El estrecho guión de Christopher Jolley nos retrotrae a ese mismo día. Una desesperada Grace (Gigi Zumbado) llega al límite de sus fuerzas a una casa de empeño para empeñar su último objeto valioso. A pesar de sus bolsillos ligeros, en virtud de la mina demacrada de Zumbado, sabemos que Grace lleva un pesado equipaje emocional. En la mejor escena de la película, un trío de ladrones invade la tienda mientras Grace regatea con un dueño lascivo en la trastienda. Los ojos de Zumbado van de la mano grasienta que pasa por su pierna a las cámaras de vigilancia que filman el caos. La actriz interpreta la escena con una cautela congelada que nos hace preguntarnos si es un señuelo en el atraco o una espectadora en el lugar equivocado y en el momento equivocado.
Desafortunadamente, Grace no tiene mucho que ocultar. Ella, como tantas otras figuras en esta película, existe únicamente, claramente, en la superficie. Es por eso que cuando los tres ladrones, un psicótico Alex (Emile Hirsch), un tonto John (Jesse Kinser), un honorable ex guardabosques del ejército Cody (interpretado por un trabajador Stephen Dorff), la toman como rehén, nos importa poco su situación. Y cuando el cuarteto escapa a una granja rural aislada, sentimos muy poco temor. Estos personajes no hablan, reaccionan o incluso caminan como personas reales. Son clichés triturados en migajas del tamaño de un bocado en el nivel más básico de existencia.
Kitamura quiere hacer una película de nivel B, tal vez incluso C. Entonces, los elementos molestos como la motivación, los arcos y los personajes que son más que una nota solitaria parecen simplemente estar en su camino. En las manos adecuadas, esa superficialidad podría ser una característica divertida. Aquí, por desgracia, se descomponen en clichés agotadores.

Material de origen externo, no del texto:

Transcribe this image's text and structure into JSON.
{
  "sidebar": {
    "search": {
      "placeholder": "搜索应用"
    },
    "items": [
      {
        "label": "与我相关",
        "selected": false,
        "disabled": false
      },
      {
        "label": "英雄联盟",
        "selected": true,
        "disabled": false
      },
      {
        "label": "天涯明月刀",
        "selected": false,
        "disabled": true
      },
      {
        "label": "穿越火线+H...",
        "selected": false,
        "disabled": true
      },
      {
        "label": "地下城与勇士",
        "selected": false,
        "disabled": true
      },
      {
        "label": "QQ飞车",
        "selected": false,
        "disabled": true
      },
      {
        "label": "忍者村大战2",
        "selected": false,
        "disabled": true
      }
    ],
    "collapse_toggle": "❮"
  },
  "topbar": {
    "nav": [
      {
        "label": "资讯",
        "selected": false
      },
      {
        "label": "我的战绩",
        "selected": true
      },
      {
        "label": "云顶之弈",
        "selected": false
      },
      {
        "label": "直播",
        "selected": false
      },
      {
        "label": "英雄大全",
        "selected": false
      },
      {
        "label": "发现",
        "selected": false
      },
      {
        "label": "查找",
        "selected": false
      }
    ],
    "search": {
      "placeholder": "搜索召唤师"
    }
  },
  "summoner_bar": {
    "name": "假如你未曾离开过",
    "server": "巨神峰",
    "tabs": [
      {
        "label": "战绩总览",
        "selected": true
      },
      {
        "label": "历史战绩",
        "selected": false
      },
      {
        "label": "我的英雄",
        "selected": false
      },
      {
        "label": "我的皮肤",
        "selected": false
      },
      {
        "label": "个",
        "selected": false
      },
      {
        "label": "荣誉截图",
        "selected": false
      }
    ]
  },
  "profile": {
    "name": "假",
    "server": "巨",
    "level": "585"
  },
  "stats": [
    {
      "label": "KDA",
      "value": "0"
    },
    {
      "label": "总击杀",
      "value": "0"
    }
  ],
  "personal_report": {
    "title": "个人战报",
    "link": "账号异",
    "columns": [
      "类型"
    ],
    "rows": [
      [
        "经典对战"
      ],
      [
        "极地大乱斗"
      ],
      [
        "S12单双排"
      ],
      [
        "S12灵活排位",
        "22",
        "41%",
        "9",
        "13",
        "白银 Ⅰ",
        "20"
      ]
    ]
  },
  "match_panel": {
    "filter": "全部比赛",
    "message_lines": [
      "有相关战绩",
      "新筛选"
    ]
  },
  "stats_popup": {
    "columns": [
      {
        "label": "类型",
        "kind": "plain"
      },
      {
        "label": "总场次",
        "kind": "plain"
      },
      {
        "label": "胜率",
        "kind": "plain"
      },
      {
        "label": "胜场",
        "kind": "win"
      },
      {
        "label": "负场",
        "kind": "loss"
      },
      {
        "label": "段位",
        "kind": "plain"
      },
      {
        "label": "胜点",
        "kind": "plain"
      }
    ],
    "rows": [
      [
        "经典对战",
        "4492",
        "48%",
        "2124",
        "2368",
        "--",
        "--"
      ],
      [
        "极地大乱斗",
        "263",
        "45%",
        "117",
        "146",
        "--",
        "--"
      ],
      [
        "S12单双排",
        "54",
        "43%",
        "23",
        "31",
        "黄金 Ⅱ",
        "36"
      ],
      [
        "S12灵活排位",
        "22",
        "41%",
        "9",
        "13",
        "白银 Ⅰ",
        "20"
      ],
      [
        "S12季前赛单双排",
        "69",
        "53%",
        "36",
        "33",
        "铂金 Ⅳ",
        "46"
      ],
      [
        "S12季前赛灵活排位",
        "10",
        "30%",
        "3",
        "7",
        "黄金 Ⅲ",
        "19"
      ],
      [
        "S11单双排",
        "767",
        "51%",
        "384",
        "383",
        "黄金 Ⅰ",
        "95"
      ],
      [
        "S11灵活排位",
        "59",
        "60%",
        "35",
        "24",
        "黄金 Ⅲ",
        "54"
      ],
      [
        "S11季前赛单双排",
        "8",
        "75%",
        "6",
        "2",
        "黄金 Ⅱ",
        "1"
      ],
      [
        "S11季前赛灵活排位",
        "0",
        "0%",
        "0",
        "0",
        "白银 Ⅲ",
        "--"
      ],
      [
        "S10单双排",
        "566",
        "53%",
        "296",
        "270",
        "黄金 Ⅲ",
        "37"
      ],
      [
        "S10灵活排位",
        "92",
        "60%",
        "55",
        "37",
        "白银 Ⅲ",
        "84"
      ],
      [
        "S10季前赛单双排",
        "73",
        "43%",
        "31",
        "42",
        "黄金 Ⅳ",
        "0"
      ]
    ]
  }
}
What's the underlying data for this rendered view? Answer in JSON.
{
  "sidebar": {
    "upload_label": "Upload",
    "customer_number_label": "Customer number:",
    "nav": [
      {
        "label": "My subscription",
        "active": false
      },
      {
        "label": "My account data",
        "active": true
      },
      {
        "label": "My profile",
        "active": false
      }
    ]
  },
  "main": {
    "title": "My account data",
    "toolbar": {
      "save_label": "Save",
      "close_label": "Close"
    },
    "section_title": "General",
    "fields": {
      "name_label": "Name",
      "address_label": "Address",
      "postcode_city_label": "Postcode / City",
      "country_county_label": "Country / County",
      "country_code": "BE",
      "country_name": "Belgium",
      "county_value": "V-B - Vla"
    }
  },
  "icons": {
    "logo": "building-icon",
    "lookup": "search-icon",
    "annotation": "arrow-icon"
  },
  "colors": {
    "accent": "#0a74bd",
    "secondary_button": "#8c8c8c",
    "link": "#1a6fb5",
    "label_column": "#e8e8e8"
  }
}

Kitamura apunta a una autoindulgencia que mueve a estos personajes a la siguiente muerte sangrienta en lugar de a la siguiente escena. La sangre brota, al estilo “Del anochecer al amanecer”, en el rancho en el que se refugia el cuarteto. Allí, un adolescente tembloroso les advierte que se vayan antes de que regrese su abuelo. Pero no hacen caso de su consejo. Pronto se ven envueltos en un esquema espantoso dirigido por un médico maníaco (Vernon Wells) y su torpe torpe (Erika Ervin), quienes, debajo de la granja, tienen un sistema subterráneo de celdas y mesas de operaciones. Sigue una historia de fondo trillada e ilógica para el médico; Se producen sartenes irrazonables del director de fotografía Matthias Schubert; la nauseabunda edición de Shôhei Kitajima clava el último clavo en el ataúd.